Aterrada, subo los escalones, como cuando el sol despierta sin su hijo Faetón. Mis llaves se alborotan por el temblor de mis manos. Consigo entrar. Y en el comedor, todos. El pollo, el chancho, la vaca. También ranas, peces, serpientes, moluscos, langostas, y más. Conejos, ranas, ovejas. Custodiados por un yaguareté. No vives de ensalada, le cantaba a un amigo vegetariano. No viviré mucho tiempo, me digo. 



El hongo

Me lo contagié hace tres años. En la ducha del hospital donde estuve internado. Por delirio místico. Probé cremas, pastillas, ungüentos y todo lo imaginable para quien tiene imaginación de esfinge y de loco. Para quien se abre al desagrado de una uña rígida, dura, imponente como un zigurat babilonio. Imposible de cortar. Imposible de no alertar, en ojotas, al mundo que el hongo crece con la misma intensidad que mi desesperación. Uña del dedo gordo. 

Pero hoy. Hoy. Está distinta. La uña ya no se abre y cierra en un hongo sino en un minúsculo espejo. En el cual no soy el más bonito. Sino el retrato de un pintor que sólo desparrama los ojos de sus modelos, dicen, cuando veía su alma, Modigliani, su nombre. La uña-hongo-espejo apenas me permite observarme. Es pequeña como una salamandra. Misteriosa como una hormiga, que trepa y trabaja, para preservar su reino. 

Sin embargo, está creciendo. Se moldea en la uña por completo. Ni aseveraciones ni curiosidad por saber cómo se hacen los espejos. Siento miedo del que me está habitando. Si crece, si llegara a dolerme, si es perpetuo.  Soy preso en la incapacidad de volver a delirarme, las drogas legales hacen su magia y su condena. 

Miro la uña con sutilidad, aquella que parece embarcar a hombres temerosos. Veo. Veo. ¿Qué ves? Una uña desagradable. Que refleja la cara de mi hermano. El preferido, el más chico. Mientras yo, el mayor, hacia desmadres con la cocaína y la poesía. El menor, cuya esposa, cuyos hijos, cuyo auto, cuya hipoteca siguen corriendo en la rueda del maldecido hámster.

Veo. Veo. La oficinista correcta, una extraña poeta, tan funcional al afuera como cuando las papas fritas se visten de mayonesa. Yo me despedí de ese trabajo enviando a la mierda a todos, incluso a los del sindicato. Ella, agradeció por el amor. Cuando las papas fritas se visten de mayonesa. Aprendí: no es lo mismo escribir buenos poemas que vivir siendo poesía. Otra medalla más a mi falta de cordura. Mis cebras saben volar. 

Veo. Veo. Banderas celestes. Ondeando con bestialidad. Contemplo bocas cocidas por el odio, a pesar de ciertos dibujos que llevan. Luego, marea verde. Llantos, aplausos -aunque no puedo escucharlos-, sonrisas, puños en alto. Verde que te quiero verde, diría García Lorca. Es Ley. 

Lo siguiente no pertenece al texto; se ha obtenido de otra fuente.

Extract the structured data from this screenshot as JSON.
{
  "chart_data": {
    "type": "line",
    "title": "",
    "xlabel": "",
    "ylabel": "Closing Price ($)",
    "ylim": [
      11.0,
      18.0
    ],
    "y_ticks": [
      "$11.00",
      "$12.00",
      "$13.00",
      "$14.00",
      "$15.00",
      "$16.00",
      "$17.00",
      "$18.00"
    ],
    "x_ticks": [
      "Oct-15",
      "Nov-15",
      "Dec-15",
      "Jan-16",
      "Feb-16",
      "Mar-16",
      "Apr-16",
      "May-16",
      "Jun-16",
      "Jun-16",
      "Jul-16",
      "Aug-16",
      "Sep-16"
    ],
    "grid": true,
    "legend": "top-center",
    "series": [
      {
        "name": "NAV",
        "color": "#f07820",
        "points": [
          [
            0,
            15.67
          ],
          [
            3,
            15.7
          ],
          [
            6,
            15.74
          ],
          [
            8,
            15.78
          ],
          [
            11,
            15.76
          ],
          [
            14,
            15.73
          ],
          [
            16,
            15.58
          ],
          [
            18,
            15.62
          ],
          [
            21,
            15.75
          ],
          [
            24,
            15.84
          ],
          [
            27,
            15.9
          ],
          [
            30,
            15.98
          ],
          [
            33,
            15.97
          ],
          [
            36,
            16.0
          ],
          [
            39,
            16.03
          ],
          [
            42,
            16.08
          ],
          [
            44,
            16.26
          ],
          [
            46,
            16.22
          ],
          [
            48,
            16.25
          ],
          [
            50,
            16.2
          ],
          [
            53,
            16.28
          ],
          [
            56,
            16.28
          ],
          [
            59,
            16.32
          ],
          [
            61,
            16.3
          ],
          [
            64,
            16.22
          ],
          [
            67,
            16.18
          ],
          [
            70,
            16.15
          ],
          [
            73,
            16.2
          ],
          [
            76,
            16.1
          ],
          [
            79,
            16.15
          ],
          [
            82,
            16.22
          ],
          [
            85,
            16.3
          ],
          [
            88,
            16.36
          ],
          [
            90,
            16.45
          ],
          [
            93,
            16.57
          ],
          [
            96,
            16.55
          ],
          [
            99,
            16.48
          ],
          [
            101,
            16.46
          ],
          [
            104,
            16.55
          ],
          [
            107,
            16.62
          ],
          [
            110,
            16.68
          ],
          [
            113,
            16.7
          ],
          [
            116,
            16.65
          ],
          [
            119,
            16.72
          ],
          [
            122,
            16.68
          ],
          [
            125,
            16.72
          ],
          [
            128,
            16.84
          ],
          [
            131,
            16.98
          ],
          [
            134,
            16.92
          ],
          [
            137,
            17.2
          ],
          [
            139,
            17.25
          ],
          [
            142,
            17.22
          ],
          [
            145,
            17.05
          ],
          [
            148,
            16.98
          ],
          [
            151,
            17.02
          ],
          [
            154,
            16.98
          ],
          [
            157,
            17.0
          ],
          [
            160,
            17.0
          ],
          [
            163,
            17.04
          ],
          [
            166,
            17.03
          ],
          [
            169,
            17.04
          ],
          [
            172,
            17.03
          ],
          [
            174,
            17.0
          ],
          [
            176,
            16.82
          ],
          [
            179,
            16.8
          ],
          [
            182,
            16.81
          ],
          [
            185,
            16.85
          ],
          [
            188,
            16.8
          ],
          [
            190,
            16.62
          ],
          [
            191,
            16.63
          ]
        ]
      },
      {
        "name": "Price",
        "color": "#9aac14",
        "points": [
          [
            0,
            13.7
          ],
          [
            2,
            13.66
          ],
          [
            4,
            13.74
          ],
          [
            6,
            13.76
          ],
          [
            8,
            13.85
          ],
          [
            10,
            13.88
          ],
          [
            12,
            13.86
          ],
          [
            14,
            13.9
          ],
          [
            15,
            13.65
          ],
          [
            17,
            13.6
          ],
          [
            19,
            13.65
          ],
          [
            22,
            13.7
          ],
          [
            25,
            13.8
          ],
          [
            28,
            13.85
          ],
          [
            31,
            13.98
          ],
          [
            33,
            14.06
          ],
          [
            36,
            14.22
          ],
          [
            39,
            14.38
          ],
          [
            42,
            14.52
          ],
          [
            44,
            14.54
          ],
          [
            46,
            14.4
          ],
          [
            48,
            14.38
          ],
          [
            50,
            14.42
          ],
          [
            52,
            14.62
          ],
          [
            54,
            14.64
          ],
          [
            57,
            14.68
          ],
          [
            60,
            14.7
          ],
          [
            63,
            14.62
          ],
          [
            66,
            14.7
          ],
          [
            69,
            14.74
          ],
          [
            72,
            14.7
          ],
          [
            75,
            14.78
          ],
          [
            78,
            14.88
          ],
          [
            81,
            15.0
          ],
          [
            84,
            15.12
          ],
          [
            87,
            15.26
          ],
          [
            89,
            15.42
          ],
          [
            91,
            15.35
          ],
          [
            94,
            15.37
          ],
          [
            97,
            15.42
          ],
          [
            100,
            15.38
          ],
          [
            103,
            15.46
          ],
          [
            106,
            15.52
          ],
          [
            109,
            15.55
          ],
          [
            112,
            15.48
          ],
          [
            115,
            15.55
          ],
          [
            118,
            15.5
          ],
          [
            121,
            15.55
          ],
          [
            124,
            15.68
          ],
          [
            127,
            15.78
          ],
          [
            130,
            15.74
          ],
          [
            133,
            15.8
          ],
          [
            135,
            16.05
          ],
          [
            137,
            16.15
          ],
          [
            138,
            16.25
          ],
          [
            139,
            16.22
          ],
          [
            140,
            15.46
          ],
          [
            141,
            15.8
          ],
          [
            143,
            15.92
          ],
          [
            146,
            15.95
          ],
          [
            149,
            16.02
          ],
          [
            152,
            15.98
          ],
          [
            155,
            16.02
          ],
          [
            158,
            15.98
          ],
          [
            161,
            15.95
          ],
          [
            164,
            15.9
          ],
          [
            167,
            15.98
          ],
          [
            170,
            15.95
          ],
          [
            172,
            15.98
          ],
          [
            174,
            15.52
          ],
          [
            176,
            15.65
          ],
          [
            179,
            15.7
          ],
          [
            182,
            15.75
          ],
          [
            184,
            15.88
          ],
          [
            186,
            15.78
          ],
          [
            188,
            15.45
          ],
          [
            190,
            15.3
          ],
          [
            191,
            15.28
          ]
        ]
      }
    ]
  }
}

¿Qué ves? Mi ex–jefa. La católica. Cuya ambrosía en el almuerzo era razonar y enunciar chismes por cada empleado de la Dirección. Una bruja con manto moralista. Al desnudarse, quizá una estrella de cinco puntas, dos hacia arriba, le quedarían mejor. 

Una cosa bien desagradable. La mujer que sonríe todo el tiempo. Yoga para principiantes. New Age en cajita de lata. Conocimiento de botella arrojada al mar, sin mensaje. Porque todo está perfecto. Todo es ilusión. No puedo sentir dolor por el hambre y por la guerra, o sí puedo, pues no alcancé su nivel de evolución espiritual.

Veo. Veo. ¿Qué ves? Mi escándalo. Mi tragedia y mi cobardía. Rehusarme a jugar, verdaderamente. Aún así, la uña hongo espejo abre mi portal. Mi comprensión y mi vergüenza. Cada personaje es “una herida que no he sanado en mí mismo”. Eso es lo que ahora, veo, veo.